Here’s an example from a random recent paper that is representative of these issues but by no means is particularly bad about it. A cross-section study finds a positive relationship between energy drink consumption among teenagers and using drugs. How does the conclusion section start? By treating the results as if they were causal and arguing for policy change: “The findings from this study suggest that policies that permit children and young adolescents to consume energy drinks may need to be reconsidered…Our findings also buttress the notion that adolescent energy drink consumption represents a significant public health concern.” Even the first sentence in the paper, in the “Highlights” section, says the relationship is causal: “This study demonstrated that energy drinks may begin the drug use cycle. [emphasis added]” This is ubiquitous in criminology research.Correlational results section, causal discussion/conclusion section.
So what’s the solution to these issues - non-academics treating correlation as causation and academics doing the same?

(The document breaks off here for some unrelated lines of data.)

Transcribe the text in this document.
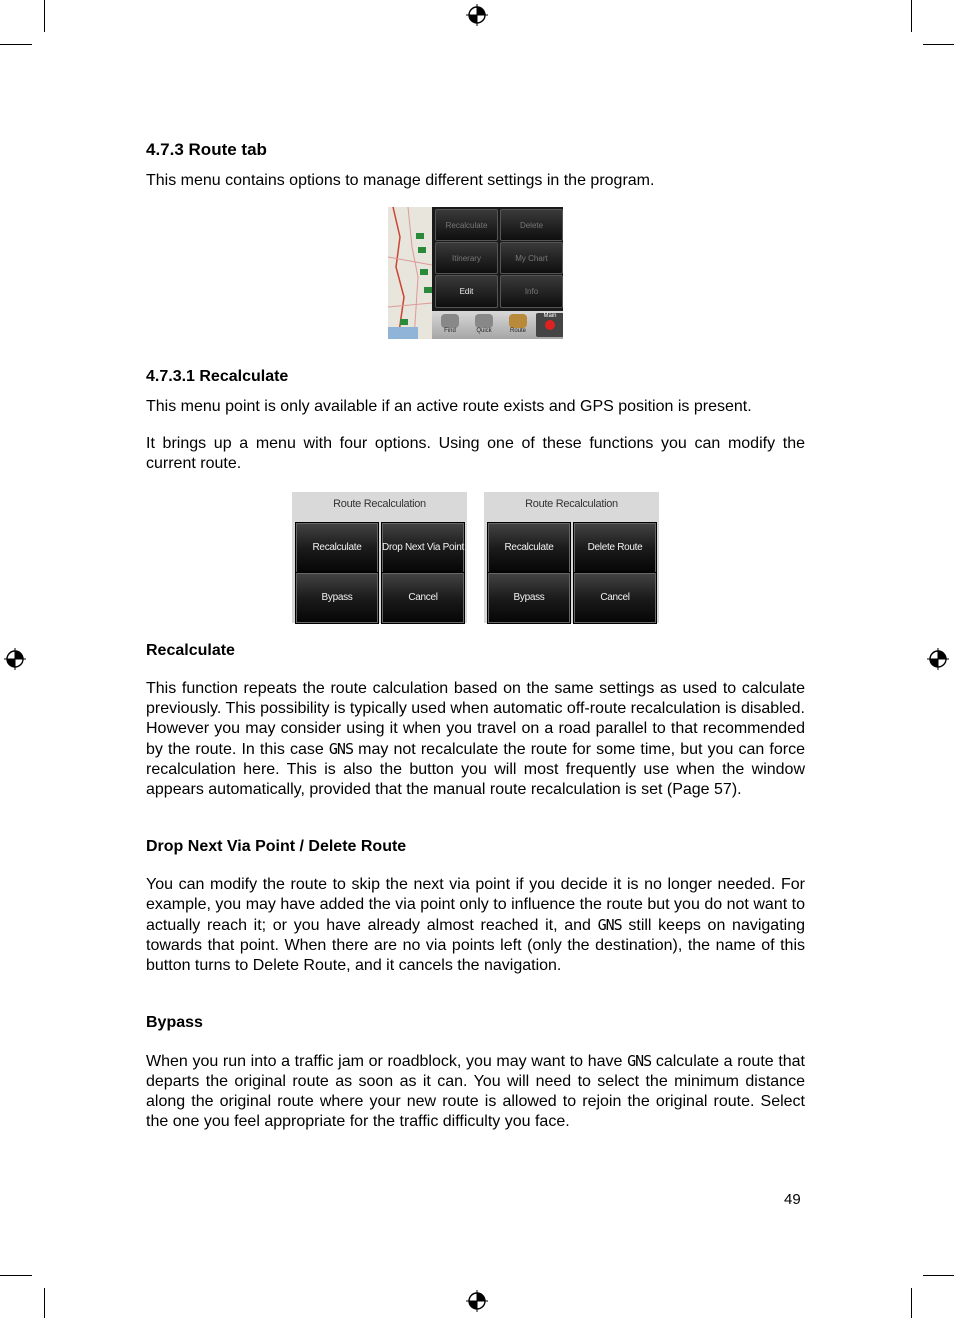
4.7.3 Route tab
This menu contains options to manage different settings in the program.
Recalculate	Delete
Itinerary	My Chart
Edit	Info
Find	Quick	Route
Main
4.7.3.1 Recalculate
This menu point is only available if an active route exists and GPS position is present.
It brings up a menu with four options. Using one of these functions you can modify the current route.
Route Recalculation
Recalculate	Drop Next Via Point
Bypass	Cancel
Route Recalculation
Recalculate	Delete Route
Bypass	Cancel
Recalculate
This function repeats the route calculation based on the same settings as used to calculate previously. This possibility is typically used when automatic off-route recalculation is disabled. However you may consider using it when you travel on a road parallel to that recommended by the route. In this case GNS may not recalculate the route for some time, but you can force recalculation here. This is also the button you will most frequently use when the window appears automatically, provided that the manual route recalculation is set (Page 57).
Drop Next Via Point / Delete Route
You can modify the route to skip the next via point if you decide it is no longer needed. For example, you may have added the via point only to influence the route but you do not want to actually reach it; or you have already almost reached it, and GNS still keeps on navigating towards that point. When there are no via points left (only the destination), the name of this button turns to Delete Route, and it cancels the navigation.
Bypass
When you run into a traffic jam or roadblock, you may want to have GNS calculate a route that departs the original route as soon as it can. You will need to select the minimum distance along the original route where your new route is allowed to rejoin the original route. Select the one you feel appropriate for the traffic difficulty you face.
49
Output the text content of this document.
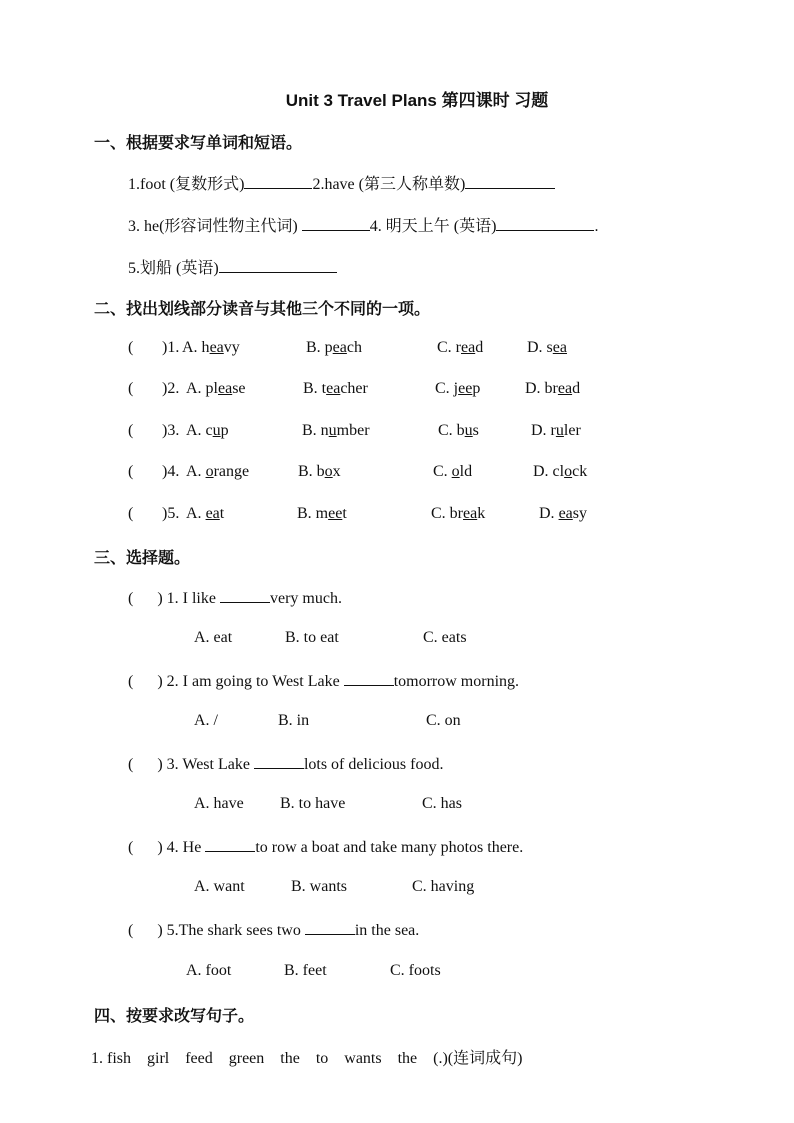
Unit 3 Travel Plans 第四课时 习题
一、根据要求写单词和短语。
1.foot (复数形式)	2.have (第三人称单数)
3. he(形容词性物主代词)	4. 明天上午 (英语)	.
5.划船 (英语)
二、找出划线部分读音与其他三个不同的一项。
( )1. A. heavy	B. peach	C. read	D. sea
( )2. A. please	B. teacher	C. jeep	D. bread
( )3. A. cup	B. number	C. bus	D. ruler
( )4. A. orange	B. box	C. old	D. clock
( )5. A. eat	B. meet	C. break	D. easy
三、选择题。
( ) 1. I like	very much.
A. eat	B. to eat	C. eats
( ) 2. I am going to West Lake	tomorrow morning.
A. /	B. in	C. on
( ) 3. West Lake	lots of delicious food.
A. have B. to have	C. has
( ) 4. He	to row a boat and take many photos there.
A. want	B. wants	C. having
( ) 5.The shark sees two	in the sea.
A. foot	B. feet	C. foots
四、按要求改写句子。
1. fish    girl    feed    green    the    to    wants    the    (.)(连词成句)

The second part is a more straightforward fix. Authors should stop using causal language - including recommending policy changes - in correlational papers. Editors should enforce this. Some of this is also caused by the journals themselves, as even in correlational papers, reviewers and editors will want to see policy recommendations. This forces authors to use causal language pushing for policy changes even in these correlational papers, even if they know it is inappropriate. Here again, editors have the power and responsibility to stop this.
We also need far more actually causal papers and fewer correlational papers. Criminology has a massive quantity over quality problem. The more papers you push out, largely regardless of quality, the more successful you will be. Causal papers are a lot harder than correlational papers. You usually can’t just download data and plug in a regression for causal research. Given the increased difficulty - and reduced rewards of fewer better papers over many worse papers - it makes sense people will gravitate towards the easy work.
I doubt this will happen because editors need papers to fill journals, and researchers need papers to fill CVs. But having fewer papers that are higher quality and actually get at the causal question, which is crucial for policy, would not only help the issue of people misidentifying papers as causal when they aren’t (since in this world, more papers would be causal) it would make the overall body of research better. And would make our work as researchers more practical since we can say what the effect of X or Y policy is on crime - you know, the entire point of criminology. Non-academics are going to misuse (sometimes accidentally, sometimes intentionally) research. Researchers should push back on this lousy usage by explaining publicly what we can and cannot learn from it. But we’ll still have these issues. There’s no solution, only ways to mitigate the problem.
People also like to do this even when the research is causal, such as through an experiment or natural experiment, though most research is only correlational.
And academics love to be foolish when it benefits them.
And likely many other fields though I am most familiar with criminology.